Croissance_financeLe secteur financier se compose des banques, des fonds d’investissements, des assureurs, des firmes de vérification comptable et des maisons de courtage.

Dans la décennie qui a précédé la crise financière internationale de 2007, l’importance du secteur financier s’est accrue considérablement dans les pays anglo-saxons.

C’est ainsi que ce secteur représentait 5,4% de la valeur ajoutée au Royaume-Uni en 2000 : il en représentait 9,4% en 2011. Le quartier des affaires de Londres — appelé « The City » parce qu’il correspond au Londres intra-muros médiéval — génère à lui seul 22% de toute la valeur ajoutée de la capitale britannique.

Seule la Suisse possède un secteur financier proportionnellement plus important pour son économie.

La crise financière ayant décimé les plus petites banques, le secteur bancaire britannique est aujourd’hui dominé à 75% par quatre grandes institutions : HSBC (4e au monde), la Banque royale d’Écosse (12e), Barclays (15e) et Lloyds Banking Group (18e).
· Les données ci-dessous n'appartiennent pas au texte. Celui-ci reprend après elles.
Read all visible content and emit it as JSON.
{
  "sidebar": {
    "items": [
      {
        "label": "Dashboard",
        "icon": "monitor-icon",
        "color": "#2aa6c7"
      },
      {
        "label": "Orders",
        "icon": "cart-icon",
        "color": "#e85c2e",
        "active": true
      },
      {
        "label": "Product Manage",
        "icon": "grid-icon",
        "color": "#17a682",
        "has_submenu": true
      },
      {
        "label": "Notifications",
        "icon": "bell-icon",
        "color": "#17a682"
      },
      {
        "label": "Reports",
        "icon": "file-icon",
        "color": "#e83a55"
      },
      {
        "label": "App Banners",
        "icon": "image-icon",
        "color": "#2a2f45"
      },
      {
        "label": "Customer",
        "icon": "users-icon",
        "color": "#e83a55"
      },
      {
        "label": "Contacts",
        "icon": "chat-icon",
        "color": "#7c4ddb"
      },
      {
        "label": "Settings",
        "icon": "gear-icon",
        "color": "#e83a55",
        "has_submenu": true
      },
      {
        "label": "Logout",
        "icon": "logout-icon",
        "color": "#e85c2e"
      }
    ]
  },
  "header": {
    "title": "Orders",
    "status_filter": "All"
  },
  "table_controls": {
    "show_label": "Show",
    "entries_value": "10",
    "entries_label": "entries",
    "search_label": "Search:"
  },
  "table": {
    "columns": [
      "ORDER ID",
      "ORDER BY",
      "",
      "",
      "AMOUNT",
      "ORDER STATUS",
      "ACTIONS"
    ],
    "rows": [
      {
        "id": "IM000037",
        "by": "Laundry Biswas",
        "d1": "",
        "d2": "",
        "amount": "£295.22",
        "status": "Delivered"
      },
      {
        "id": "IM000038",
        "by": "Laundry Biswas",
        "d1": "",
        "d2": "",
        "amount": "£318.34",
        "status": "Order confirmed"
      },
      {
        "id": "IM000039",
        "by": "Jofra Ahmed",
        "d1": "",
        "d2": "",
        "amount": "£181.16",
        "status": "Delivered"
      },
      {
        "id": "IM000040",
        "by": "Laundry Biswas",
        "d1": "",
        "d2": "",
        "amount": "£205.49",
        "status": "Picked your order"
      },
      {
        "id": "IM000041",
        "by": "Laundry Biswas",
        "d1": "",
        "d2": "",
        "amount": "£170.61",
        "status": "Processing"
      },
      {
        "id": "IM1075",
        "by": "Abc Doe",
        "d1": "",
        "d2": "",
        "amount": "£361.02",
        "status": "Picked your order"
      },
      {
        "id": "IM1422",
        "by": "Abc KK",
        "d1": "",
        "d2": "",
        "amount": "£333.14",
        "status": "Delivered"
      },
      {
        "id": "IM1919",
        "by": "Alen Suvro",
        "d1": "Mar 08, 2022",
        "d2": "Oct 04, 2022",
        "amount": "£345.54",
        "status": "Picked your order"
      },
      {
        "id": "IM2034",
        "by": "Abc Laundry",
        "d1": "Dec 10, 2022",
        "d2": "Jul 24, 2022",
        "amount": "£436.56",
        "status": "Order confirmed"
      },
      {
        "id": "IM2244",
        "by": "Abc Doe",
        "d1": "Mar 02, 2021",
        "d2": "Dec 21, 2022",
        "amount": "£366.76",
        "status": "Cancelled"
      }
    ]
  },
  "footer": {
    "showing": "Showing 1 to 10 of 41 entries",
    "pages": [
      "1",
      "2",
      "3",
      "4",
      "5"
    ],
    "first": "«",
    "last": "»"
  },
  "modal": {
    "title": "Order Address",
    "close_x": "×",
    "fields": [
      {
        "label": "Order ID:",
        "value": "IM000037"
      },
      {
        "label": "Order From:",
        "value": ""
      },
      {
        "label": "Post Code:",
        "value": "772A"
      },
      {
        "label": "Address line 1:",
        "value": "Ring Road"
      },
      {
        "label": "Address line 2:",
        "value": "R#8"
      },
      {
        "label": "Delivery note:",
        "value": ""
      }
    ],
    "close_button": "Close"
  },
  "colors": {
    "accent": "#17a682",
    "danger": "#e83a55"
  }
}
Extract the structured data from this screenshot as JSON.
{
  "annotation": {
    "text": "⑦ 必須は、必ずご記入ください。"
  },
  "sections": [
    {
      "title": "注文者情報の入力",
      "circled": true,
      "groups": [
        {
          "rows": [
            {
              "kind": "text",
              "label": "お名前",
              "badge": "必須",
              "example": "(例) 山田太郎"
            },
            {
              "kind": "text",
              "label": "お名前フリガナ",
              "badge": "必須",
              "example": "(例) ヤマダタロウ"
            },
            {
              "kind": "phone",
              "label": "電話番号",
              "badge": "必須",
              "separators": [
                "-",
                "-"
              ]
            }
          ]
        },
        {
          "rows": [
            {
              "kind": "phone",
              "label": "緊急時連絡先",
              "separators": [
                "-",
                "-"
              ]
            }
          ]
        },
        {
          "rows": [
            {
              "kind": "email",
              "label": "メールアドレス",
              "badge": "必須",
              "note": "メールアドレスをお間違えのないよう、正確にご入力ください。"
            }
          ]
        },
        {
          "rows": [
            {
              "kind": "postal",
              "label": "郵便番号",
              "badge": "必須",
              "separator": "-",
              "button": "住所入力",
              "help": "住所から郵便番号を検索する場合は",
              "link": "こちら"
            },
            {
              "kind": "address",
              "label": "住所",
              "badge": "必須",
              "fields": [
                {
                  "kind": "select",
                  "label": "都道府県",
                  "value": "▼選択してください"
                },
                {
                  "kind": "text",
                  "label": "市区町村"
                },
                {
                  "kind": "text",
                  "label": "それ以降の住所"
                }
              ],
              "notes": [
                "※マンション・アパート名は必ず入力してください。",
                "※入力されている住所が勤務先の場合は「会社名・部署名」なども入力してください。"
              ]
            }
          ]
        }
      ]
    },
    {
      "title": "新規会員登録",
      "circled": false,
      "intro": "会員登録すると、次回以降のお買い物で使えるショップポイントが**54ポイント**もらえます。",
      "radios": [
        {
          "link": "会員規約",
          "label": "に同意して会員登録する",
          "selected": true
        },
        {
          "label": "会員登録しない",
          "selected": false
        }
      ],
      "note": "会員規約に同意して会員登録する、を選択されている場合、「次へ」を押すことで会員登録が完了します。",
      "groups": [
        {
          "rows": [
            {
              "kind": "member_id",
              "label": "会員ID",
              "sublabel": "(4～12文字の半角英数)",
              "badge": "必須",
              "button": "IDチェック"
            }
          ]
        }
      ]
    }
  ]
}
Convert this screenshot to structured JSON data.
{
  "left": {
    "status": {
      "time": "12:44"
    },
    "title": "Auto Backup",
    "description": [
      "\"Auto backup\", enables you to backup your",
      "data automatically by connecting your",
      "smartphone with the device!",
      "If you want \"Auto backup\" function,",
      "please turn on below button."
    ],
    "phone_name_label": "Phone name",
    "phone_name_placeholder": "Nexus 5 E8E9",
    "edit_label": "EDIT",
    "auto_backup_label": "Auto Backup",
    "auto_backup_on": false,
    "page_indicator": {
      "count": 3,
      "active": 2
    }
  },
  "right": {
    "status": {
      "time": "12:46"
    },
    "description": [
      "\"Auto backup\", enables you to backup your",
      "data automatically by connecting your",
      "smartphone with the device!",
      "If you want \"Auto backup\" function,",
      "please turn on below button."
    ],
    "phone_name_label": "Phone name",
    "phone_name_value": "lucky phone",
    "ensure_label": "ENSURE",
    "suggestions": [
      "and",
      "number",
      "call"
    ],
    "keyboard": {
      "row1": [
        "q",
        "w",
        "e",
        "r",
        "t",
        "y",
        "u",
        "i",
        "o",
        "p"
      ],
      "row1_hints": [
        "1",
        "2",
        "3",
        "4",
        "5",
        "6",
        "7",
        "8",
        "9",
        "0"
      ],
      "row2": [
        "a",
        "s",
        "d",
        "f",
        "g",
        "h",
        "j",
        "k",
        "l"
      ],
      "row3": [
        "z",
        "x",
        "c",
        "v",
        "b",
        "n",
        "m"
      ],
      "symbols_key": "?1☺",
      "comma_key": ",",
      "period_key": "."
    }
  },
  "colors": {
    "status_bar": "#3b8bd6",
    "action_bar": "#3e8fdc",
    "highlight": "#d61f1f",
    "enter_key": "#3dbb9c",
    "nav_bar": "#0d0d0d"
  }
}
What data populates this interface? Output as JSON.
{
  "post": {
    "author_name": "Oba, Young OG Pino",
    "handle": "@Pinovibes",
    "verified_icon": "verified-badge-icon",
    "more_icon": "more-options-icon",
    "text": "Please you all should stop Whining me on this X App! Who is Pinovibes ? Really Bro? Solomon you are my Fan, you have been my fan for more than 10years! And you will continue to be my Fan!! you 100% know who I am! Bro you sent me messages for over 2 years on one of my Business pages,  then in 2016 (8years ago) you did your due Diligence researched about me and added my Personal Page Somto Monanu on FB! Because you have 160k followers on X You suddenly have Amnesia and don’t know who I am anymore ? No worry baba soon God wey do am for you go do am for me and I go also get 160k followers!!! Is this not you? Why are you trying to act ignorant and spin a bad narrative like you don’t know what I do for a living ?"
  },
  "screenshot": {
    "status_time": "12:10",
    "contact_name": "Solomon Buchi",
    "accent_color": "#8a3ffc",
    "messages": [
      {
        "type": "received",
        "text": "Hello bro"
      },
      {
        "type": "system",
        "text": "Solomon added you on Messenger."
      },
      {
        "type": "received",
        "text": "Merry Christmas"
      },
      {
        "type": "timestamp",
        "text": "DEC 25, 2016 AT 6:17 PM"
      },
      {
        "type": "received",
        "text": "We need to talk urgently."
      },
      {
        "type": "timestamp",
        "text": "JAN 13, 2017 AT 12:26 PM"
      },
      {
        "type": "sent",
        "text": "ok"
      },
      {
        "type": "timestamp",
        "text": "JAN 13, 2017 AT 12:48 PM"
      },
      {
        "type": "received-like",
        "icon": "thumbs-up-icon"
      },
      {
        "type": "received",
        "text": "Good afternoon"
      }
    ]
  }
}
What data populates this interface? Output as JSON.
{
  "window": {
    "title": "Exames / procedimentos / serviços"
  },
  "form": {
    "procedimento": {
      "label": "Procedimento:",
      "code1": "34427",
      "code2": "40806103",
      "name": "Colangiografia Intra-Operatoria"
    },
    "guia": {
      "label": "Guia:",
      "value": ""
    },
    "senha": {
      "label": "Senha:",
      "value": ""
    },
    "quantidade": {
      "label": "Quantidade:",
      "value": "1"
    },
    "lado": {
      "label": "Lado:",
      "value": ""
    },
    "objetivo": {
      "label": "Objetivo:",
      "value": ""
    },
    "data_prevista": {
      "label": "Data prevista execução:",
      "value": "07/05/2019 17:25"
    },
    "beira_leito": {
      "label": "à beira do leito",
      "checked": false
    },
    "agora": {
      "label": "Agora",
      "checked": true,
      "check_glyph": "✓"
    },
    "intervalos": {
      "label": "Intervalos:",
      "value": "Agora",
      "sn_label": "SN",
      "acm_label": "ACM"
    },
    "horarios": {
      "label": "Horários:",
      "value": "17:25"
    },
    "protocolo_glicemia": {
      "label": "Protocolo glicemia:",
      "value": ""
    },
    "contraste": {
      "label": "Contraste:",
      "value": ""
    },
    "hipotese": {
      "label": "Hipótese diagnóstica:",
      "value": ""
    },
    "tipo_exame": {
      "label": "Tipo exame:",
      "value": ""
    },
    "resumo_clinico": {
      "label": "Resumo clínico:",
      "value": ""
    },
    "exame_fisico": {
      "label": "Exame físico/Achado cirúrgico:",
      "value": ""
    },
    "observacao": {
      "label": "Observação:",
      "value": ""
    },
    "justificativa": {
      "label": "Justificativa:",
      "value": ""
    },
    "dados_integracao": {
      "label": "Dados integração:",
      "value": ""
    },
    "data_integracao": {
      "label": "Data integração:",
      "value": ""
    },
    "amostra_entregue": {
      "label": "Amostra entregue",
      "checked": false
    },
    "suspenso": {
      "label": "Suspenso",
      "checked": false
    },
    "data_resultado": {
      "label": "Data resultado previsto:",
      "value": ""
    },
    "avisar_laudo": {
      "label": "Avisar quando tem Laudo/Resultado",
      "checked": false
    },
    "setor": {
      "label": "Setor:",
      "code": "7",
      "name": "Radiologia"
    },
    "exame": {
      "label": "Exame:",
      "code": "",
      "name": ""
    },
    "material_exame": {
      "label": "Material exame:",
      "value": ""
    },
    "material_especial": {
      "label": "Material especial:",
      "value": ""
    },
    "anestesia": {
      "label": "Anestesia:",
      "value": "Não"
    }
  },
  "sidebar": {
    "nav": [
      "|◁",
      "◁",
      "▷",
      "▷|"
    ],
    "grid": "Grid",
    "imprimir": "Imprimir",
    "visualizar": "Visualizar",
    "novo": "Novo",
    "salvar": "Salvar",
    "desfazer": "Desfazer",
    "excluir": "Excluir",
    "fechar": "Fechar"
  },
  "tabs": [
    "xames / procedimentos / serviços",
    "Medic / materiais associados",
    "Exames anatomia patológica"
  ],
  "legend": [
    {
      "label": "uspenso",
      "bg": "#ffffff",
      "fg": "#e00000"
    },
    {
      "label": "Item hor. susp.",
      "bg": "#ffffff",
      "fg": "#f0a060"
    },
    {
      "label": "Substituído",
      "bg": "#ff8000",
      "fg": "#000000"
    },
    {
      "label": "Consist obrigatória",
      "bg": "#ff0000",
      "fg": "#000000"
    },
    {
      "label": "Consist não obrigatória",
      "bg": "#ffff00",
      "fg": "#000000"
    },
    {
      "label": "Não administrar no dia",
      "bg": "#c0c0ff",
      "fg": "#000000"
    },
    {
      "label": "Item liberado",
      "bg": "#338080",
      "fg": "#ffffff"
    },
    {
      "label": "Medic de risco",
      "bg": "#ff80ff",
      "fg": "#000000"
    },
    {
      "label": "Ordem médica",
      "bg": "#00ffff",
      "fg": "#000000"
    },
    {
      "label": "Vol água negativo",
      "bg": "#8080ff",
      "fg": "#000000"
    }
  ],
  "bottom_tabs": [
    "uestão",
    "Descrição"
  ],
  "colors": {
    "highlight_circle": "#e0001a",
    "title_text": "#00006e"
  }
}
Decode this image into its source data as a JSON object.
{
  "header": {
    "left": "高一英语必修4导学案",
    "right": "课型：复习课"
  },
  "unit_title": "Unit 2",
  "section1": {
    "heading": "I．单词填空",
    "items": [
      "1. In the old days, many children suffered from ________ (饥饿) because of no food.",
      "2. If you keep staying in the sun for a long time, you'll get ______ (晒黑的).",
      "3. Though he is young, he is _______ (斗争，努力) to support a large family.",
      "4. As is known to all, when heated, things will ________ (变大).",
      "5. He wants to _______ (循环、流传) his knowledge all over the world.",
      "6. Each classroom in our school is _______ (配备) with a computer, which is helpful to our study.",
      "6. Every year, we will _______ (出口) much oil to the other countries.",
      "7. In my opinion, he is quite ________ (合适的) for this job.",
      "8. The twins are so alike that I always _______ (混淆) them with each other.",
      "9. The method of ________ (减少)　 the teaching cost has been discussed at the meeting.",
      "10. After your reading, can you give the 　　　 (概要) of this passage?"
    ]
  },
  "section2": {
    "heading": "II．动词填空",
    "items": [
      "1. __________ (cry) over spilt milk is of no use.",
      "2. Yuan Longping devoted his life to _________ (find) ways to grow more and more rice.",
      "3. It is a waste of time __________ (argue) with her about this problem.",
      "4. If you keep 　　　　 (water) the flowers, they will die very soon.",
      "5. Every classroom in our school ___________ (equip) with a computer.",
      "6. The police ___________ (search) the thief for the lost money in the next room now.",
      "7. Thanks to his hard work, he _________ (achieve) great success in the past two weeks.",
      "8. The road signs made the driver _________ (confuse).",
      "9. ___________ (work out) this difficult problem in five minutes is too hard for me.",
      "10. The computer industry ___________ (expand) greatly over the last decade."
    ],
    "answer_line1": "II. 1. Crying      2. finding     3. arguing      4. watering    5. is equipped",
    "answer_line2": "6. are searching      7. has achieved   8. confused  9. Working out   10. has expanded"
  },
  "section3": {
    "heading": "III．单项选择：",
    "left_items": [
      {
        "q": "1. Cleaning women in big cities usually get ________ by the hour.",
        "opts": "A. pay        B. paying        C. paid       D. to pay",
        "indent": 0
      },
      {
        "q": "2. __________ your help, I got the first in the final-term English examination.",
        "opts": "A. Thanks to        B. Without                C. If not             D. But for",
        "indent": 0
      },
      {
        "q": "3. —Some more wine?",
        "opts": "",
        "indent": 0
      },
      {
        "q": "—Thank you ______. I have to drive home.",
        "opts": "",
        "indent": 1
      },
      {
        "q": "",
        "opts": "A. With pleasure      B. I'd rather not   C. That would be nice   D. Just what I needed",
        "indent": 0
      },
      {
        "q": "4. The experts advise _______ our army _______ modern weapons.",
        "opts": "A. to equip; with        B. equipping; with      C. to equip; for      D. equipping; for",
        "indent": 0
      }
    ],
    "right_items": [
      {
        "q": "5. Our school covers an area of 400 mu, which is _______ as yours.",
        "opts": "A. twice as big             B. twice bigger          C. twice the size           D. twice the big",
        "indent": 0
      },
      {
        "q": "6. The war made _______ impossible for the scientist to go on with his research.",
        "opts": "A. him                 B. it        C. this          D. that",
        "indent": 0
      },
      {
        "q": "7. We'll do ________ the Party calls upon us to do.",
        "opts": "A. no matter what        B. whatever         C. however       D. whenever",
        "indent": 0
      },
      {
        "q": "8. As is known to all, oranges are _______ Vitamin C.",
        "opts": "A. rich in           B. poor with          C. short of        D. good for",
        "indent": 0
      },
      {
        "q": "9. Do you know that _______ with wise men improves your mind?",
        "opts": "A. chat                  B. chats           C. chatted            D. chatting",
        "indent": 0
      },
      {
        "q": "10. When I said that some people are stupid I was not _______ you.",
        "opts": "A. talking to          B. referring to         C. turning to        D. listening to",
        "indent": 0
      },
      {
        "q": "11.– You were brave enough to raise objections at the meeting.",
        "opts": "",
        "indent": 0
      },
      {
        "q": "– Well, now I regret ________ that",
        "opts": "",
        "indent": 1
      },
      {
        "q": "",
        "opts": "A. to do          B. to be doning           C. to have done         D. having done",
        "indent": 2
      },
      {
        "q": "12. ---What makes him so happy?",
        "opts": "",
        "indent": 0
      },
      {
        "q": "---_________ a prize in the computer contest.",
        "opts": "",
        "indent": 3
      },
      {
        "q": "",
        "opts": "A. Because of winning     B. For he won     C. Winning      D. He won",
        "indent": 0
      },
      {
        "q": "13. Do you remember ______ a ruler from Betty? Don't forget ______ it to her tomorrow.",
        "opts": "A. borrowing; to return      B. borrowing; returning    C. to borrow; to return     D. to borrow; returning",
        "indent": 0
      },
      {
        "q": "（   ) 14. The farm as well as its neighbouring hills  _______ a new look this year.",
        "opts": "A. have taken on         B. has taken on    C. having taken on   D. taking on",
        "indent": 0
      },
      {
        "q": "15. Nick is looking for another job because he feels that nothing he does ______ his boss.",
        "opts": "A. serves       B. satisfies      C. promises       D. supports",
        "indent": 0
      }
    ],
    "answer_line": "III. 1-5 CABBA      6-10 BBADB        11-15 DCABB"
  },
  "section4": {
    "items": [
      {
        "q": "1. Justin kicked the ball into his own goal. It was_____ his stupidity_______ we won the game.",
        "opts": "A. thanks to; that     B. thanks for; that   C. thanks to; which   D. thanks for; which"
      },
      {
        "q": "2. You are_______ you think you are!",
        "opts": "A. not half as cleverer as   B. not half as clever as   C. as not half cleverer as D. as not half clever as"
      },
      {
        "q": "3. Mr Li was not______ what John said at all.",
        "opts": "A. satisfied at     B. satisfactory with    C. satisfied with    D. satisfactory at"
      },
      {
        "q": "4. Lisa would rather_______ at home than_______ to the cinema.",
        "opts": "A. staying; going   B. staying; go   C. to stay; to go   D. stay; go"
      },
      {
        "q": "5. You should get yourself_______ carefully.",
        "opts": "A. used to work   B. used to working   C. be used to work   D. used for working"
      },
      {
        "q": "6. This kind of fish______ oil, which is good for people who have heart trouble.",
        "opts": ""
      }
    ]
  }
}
En 2011, ces quatre banques ont généré des profits de 43,6 milliards$ (29,4 milliards d’euros).

En ordre décroissant, les dix plus grosses banques au monde sont : ICBC (Chine), JP Morgan Chase (ÉU), Bank of America (ÉU), HSBC Holdings (Royaume-Uni), China Construction Bank (Chine), Citygroup (ÉU), Mitsubishi Financial Group (Japon), Wells Fargo (ÉU), Banque de Chine, et Banque agricole de Chine.

Si la Chine semble si bien représentée, c’est que son secteur bancaire est plus concentré. Globalement, ce sont les banques américaines (une multitude) qui possèdent les actifs les plus importants au monde.

Les cinq plus grosses banques françaises sont : BNP Paribas (11e rang mondial), Crédit Agricole (13e), Groupe BPCE (22e), Société générale (28e) et le Crédit mutuel (35e).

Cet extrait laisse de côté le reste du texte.